After 14 years, Ratchet and Clank are back! Don Rowe delves deep into Ratchet and Clank 2016 to see how, after all this time, the game stacks up.
Amoeboids! O’ green bastards, chlorophyllic Matryoshka’s of slime! Knock one down and two take its place, shambling and leering and grasping. From all angles they slither, loitering in the alleyways of Blackwater City like lumbering chavs, harried only by small patrols of Extermibots. I’ve hated Amoeboids for 14 years, and today I took action.
If revenge is truly best served cold, then good, mine was borderline petrified – and all the better for it. This year’s Ratchet and Clank remake hits every note.
Everybody’s favorite Lombax is back with his robot bro Clank in tow.
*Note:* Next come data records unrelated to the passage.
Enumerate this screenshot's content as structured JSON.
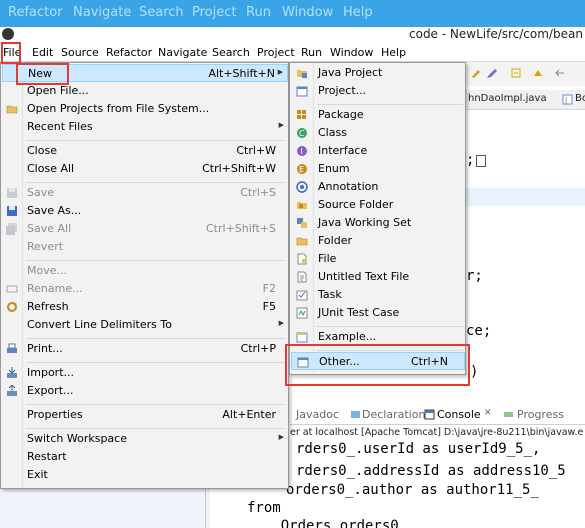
{
  "desktop_menu": [
    "Refactor",
    "Navigate",
    "Search",
    "Project",
    "Run",
    "Window",
    "Help"
  ],
  "window_title": "code - NewLife/src/com/bean",
  "menubar": [
    "File",
    "Edit",
    "Source",
    "Refactor",
    "Navigate",
    "Search",
    "Project",
    "Run",
    "Window",
    "Help"
  ],
  "editor_tabs": [
    "hnDaoImpl.java",
    "Bo"
  ],
  "code_fragments": {
    "line1": ";",
    "line2": "r;",
    "line3": "ce;",
    "line4": ")"
  },
  "views_tabs": [
    "Javadoc",
    "Declaration",
    "Console",
    "Progress"
  ],
  "console_header": "er at localhost [Apache Tomcat] D:\\java\\jre-8u211\\bin\\javaw.e",
  "console_lines": [
    "rders0_.userId as userId9_5_,",
    "rders0_.addressId as address10_5",
    "orders0_.author as author11_5_",
    "from",
    "    Orders orders0_"
  ],
  "file_menu": {
    "items": [
      {
        "label": "New",
        "shortcut": "Alt+Shift+N",
        "submenu": true,
        "highlighted": true
      },
      {
        "label": "Open File...",
        "shortcut": ""
      },
      {
        "label": "Open Projects from File System...",
        "shortcut": ""
      },
      {
        "label": "Recent Files",
        "shortcut": "",
        "submenu": true
      },
      {
        "label": "Close",
        "shortcut": "Ctrl+W"
      },
      {
        "label": "Close All",
        "shortcut": "Ctrl+Shift+W"
      },
      {
        "label": "Save",
        "shortcut": "Ctrl+S",
        "disabled": true
      },
      {
        "label": "Save As...",
        "shortcut": ""
      },
      {
        "label": "Save All",
        "shortcut": "Ctrl+Shift+S",
        "disabled": true
      },
      {
        "label": "Revert",
        "shortcut": "",
        "disabled": true
      },
      {
        "label": "Move...",
        "shortcut": "",
        "disabled": true
      },
      {
        "label": "Rename...",
        "shortcut": "F2",
        "disabled": true
      },
      {
        "label": "Refresh",
        "shortcut": "F5"
      },
      {
        "label": "Convert Line Delimiters To",
        "shortcut": "",
        "submenu": true
      },
      {
        "label": "Print...",
        "shortcut": "Ctrl+P"
      },
      {
        "label": "Import...",
        "shortcut": ""
      },
      {
        "label": "Export...",
        "shortcut": ""
      },
      {
        "label": "Properties",
        "shortcut": "Alt+Enter"
      },
      {
        "label": "Switch Workspace",
        "shortcut": "",
        "submenu": true
      },
      {
        "label": "Restart",
        "shortcut": ""
      },
      {
        "label": "Exit",
        "shortcut": ""
      }
    ]
  },
  "new_submenu": {
    "items": [
      {
        "label": "Java Project",
        "shortcut": ""
      },
      {
        "label": "Project...",
        "shortcut": ""
      },
      {
        "label": "Package",
        "shortcut": ""
      },
      {
        "label": "Class",
        "shortcut": ""
      },
      {
        "label": "Interface",
        "shortcut": ""
      },
      {
        "label": "Enum",
        "shortcut": ""
      },
      {
        "label": "Annotation",
        "shortcut": ""
      },
      {
        "label": "Source Folder",
        "shortcut": ""
      },
      {
        "label": "Java Working Set",
        "shortcut": ""
      },
      {
        "label": "Folder",
        "shortcut": ""
      },
      {
        "label": "File",
        "shortcut": ""
      },
      {
        "label": "Untitled Text File",
        "shortcut": ""
      },
      {
        "label": "Task",
        "shortcut": ""
      },
      {
        "label": "JUnit Test Case",
        "shortcut": ""
      },
      {
        "label": "Example...",
        "shortcut": ""
      },
      {
        "label": "Other...",
        "shortcut": "Ctrl+N",
        "highlighted": true
      }
    ]
  },
  "colors": {
    "highlight_bg": "#cce8ff",
    "annotation_red": "#e53935",
    "desktop_bar": "#3aa4e6"
  }
}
Remastered, reworked and re-upped, the galaxy remains the psychedelic technicolour wonderland it always was, a place of boorish heroes, hideous villains and extravagant futurism – something like Monsters Inc meets Star Wars on LSD.
Speaking of Monsters Inc, Ratchet and Clank’s Pixar-esque, tongue-in-cheek script has always been a foundation of the series. Rightly so, too; a gameworld so bizarre merits a cast of appropriately ridiculous characters, and this iteration is no exception. Captain Qwark, a Jonny Bravo-cum-Zapp Branigan, more chin than man sort of guy, returns as narrator, while the nefarious Chairman Drekk is as malicious as ever as the games central villain.
The story remains almost identical to the 2002 original, but the graphics and gameplay have been updated for a spoiled palate raised on 780p and hot butter framerates – bare minimums for the youth of today.
https://www.youtube.com/watch?v=_GJUuuzMs-Y
True to form, Ratchet and Clank is bursting with outrageous (and customisable!) weaponry and gadgets, each more insane than the last. The Groovenator, halfway between discoball and handgrenade, creates an irresistible disco scene complete with funky lighting, compelling anyone caught within it’s aura to groove – it’s essentially the most promising blueprint for solving the crisis in the Middle East I’ve ever seen, and particularly impressive considering they’ve created dancing animations for everything from robot dog through to space dragon. Mr Zurkon, a purchasable bodyguard, is a tiny flying robot with a jet-rocket ass and a bit of a fucken attitude, to tell the truth. Enough said about him. The Sheepinator turns enemies into a sheep: “Use the Sheepinator on a sheep for the ultimate bovine paradox!”
It’s the sort of hyperviolence you’d feel comfortable exposing a child to – good thing too because, though tangential, Ratchet and Clank are headed for the big screen this month, perhaps breaking the longstanding tradition of video game movies eating ass professionally from the opening credits.
On topic, Ratchet and Clank is a prime example of how to create a good, smash ’em up shooting game without plonking players in the middle of complex geopolitical situations and ordering them to just kill anything that isn’t American. It’s a reminder that games can be fun without turning into Arabic misbehavior response simulations. It’s a return to innocence circa 2002, with all the bells and whistles and super-computation of 2016.
This year’s Ratchet and Clank is like a breath of good evening air, lush with gentle notes of wood smoke and recently mown lawn. It’s like watching Zoolander and realising it’s still pretty funny, or eating Fairy Bread and finding it somewhat palatable. Ratchet and Clank is like going home.